「個人AI」から「自律型エージェント」へ──爆発的なコスト低下がもたらす地殻変動
「1年前、『UserからBuilderになろう』と呼びかけました。この1年で日本でもAIが極めて普及し、誰もがビルダーとなりました。そして今、皆様にお伝えしたいメインメッセージは『Bet AI ”AIエージェント”』です。単なる便利なツールを超えて自律し、一緒に働く同僚のような存在へ進化させる。それをどう作り、会社に溶け込ませるかが問われています」
セッションの冒頭、福島氏はそう強調した。1年前のAI活用といえば、人間がプロンプトを入力して回答を得るテキスト生成や、コード生成などの「運転支援(レベル1〜2)」が中心であった。しかし、現在のAIは特定条件下において人間を介さず業務を完了する「条件付き/特定条件下の完全自動運転(レベル3〜4)」へと足を踏み入れつつある。
この変化を後押ししている最大の要因が、知能の圧倒的な低価格化とモデル性能の飛躍だ。2025年11月時点では、複雑な開発業務をこなすフロンティアモデル(例:Opus4.5)のAPIコストは入力100万トークンあたり5ドル、出力25ドルといった高価格帯であった。しかし、わずか8ヶ月後の2026年7月時点では、GPT-5.6 Lunaが入力0.2ドル・出力1.2ドル、オープンウェイトモデル(重み付けが公開されたモデル)であるDeepSeek-V4-Flash-0731が入力0.14ドル、出力0.28ドルと、opus4.5に匹敵、あるいは同等以上の性能を持つモデルが破格のコストで利用可能となった。

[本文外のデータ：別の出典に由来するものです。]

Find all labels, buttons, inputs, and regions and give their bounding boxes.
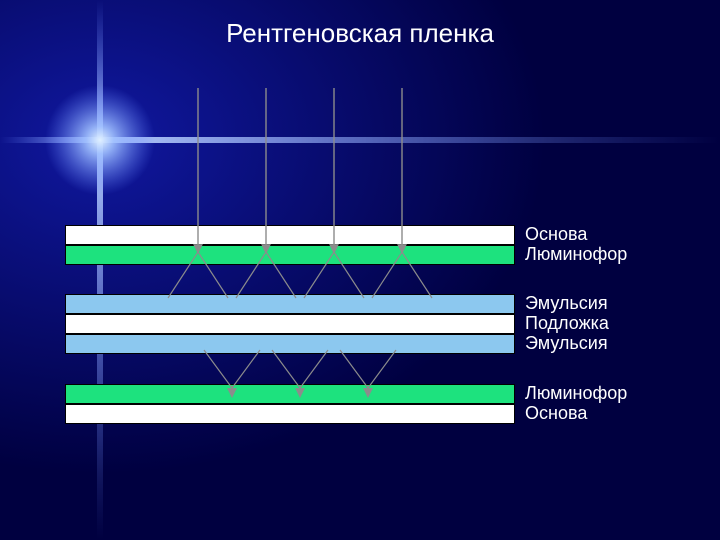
xray-rays (0, 0, 720, 540)
slide: Рентгеновская пленка ОсноваЛюминофорЭмул… (0, 0, 720, 540)
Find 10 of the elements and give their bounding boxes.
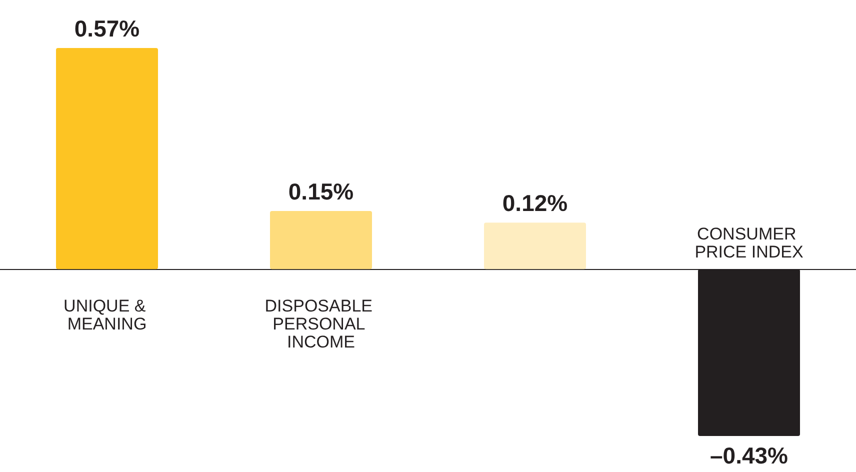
- x-tick-label: DISPOSABLE PERSONAL INCOME: [264, 296, 378, 352]
- data-label: 0.57%: [74, 16, 140, 42]
- data-label: 0.12%: [502, 190, 568, 216]
- x-tick-label: UNIQUE & MEANING: [64, 296, 150, 334]
- bar: [484, 222, 586, 270]
- bar: [56, 48, 158, 270]
- x-tick-label: CONSUMER PRICE INDEX: [694, 224, 804, 262]
- bar: [270, 210, 372, 270]
- data-label: 0.15%: [288, 178, 354, 204]
- data-label: –0.43%: [710, 442, 788, 468]
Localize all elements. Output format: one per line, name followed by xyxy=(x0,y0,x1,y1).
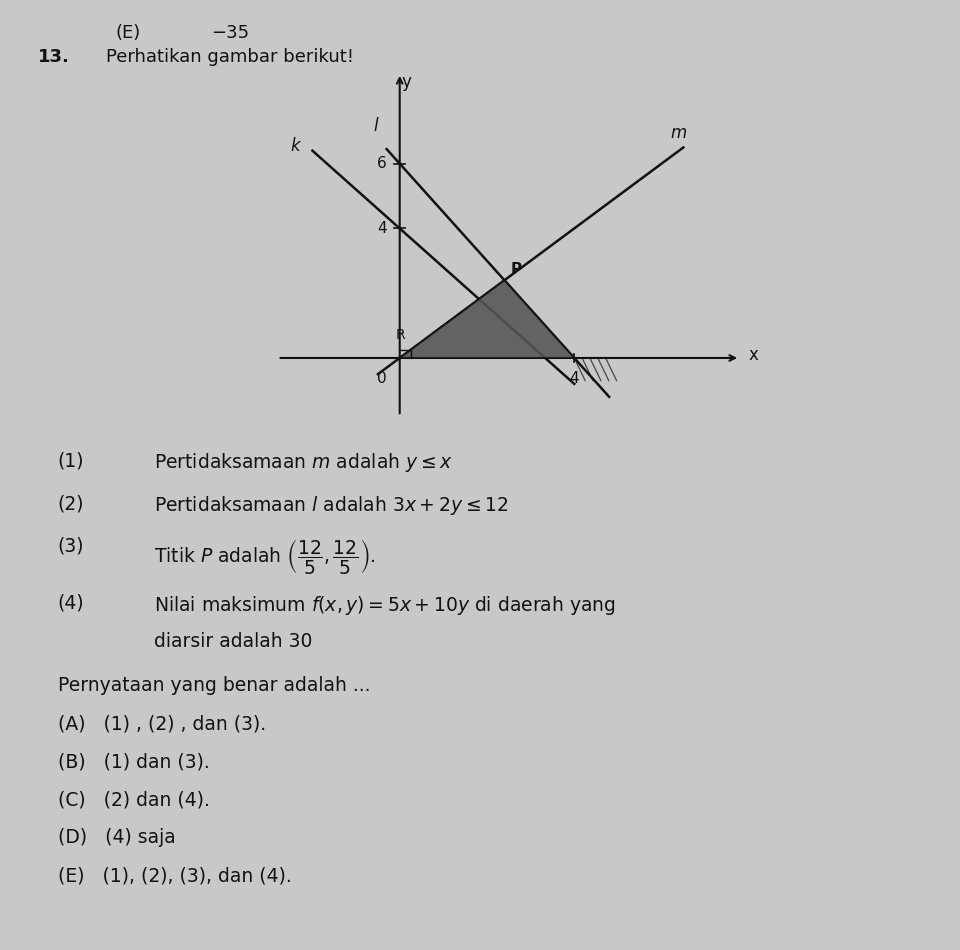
Text: (C)   (2) dan (4).: (C) (2) dan (4). xyxy=(58,790,209,809)
Text: (D)   (4) saja: (D) (4) saja xyxy=(58,828,176,847)
Text: Pertidaksamaan $\mathit{m}$ adalah $y \leq x$: Pertidaksamaan $\mathit{m}$ adalah $y \l… xyxy=(154,451,452,474)
Text: (E): (E) xyxy=(115,24,140,42)
Text: Pertidaksamaan $\mathit{l}$ adalah $3x+2y\leq 12$: Pertidaksamaan $\mathit{l}$ adalah $3x+2… xyxy=(154,494,508,517)
Text: (1): (1) xyxy=(58,451,84,470)
Text: (E)   (1), (2), (3), dan (4).: (E) (1), (2), (3), dan (4). xyxy=(58,866,291,885)
Text: 0: 0 xyxy=(377,370,387,386)
Text: Titik $\mathit{P}$ adalah $\left(\dfrac{12}{5},\dfrac{12}{5}\right).$: Titik $\mathit{P}$ adalah $\left(\dfrac{… xyxy=(154,537,375,576)
Text: x: x xyxy=(749,346,758,364)
Text: Pernyataan yang benar adalah ...: Pernyataan yang benar adalah ... xyxy=(58,676,371,695)
Text: P: P xyxy=(511,262,522,276)
Text: 6: 6 xyxy=(377,156,387,171)
Text: 4: 4 xyxy=(569,370,579,386)
Text: (4): (4) xyxy=(58,594,84,613)
Text: R: R xyxy=(396,328,405,342)
Text: Nilai maksimum $f(x,y) = 5x + 10y$ di daerah yang: Nilai maksimum $f(x,y) = 5x + 10y$ di da… xyxy=(154,594,615,617)
Text: Perhatikan gambar berikut!: Perhatikan gambar berikut! xyxy=(106,48,353,66)
Text: 13.: 13. xyxy=(38,48,70,66)
Text: y: y xyxy=(401,73,411,91)
Text: l: l xyxy=(373,117,378,135)
Text: (3): (3) xyxy=(58,537,84,556)
Polygon shape xyxy=(399,280,574,358)
Text: 4: 4 xyxy=(377,221,387,236)
Text: −35: −35 xyxy=(211,24,250,42)
Text: k: k xyxy=(291,137,300,155)
Text: (B)   (1) dan (3).: (B) (1) dan (3). xyxy=(58,752,209,771)
Text: m: m xyxy=(670,124,686,142)
Text: (2): (2) xyxy=(58,494,84,513)
Text: (A)   (1) , (2) , dan (3).: (A) (1) , (2) , dan (3). xyxy=(58,714,266,733)
Text: diarsir adalah 30: diarsir adalah 30 xyxy=(154,632,312,651)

「コストは20分の1から60分の1に下がっています。それでいて、以前の最高峰モデルより賢い。1年ごとに恐ろしいスピードで賢い知能が登場し、コストが急落する。我々は過去に誰も経験したことがない歴史的な時代にいます」と福島氏は語る。
市場に横たわる「吸収ギャップ」と主戦場となったハーネスエンジニアリング
モデルの知能向上と低価格化が進む一方で、社会側の受け入れには大きな溝が存在する。福島氏はこれを「吸収ギャップ(Assimilation Gap)」という概念を用いて解説した。
現在、AI技術そのものは計画立案、ツール呼び出し、コンテキストの読み込みを通じた複雑な業務実行が可能だ。しかし、実際の産業界や企業現場において、こうした高度なエージェント技術を使いこなせている割合はごく一部にとどまる。簡単なOCR(光学文字認識)による帳票データの抽出機能ですら、社会全体の普及率は6〜10%程度に過ぎないのがリアルな現場感である。
「今、仮に知能の進化が完全に止まったとしても、現実世界に設置・定着できていない領域だけで数百兆円規模の吸収ギャップが市場に存在します。AIアプリケーション企業の主戦場は、もはや『どのモデルを選ぶか』ではなく『知能をどう現実世界に着地させるか』に移りました」(福島氏)
ここで重要となるのが「ハーネス(Harness)」の概念だ。エージェントとは「モデル+ハーネス」で構成される。ハーネスとは、モデルが現実世界のデータやツールにアクセスし、企業のセキュリティルールや権限管理の枠組み(ガードレール)の中で正しく振る舞うための接続機構・制御環境を指す。モデル単体の性能評価に終始するのではなく、ハーネスを強固に構築し、仕事の評価・フィードバックをループさせて自己改善させることこそが、吸収ギャップを埋める鍵となると福島氏は指摘した。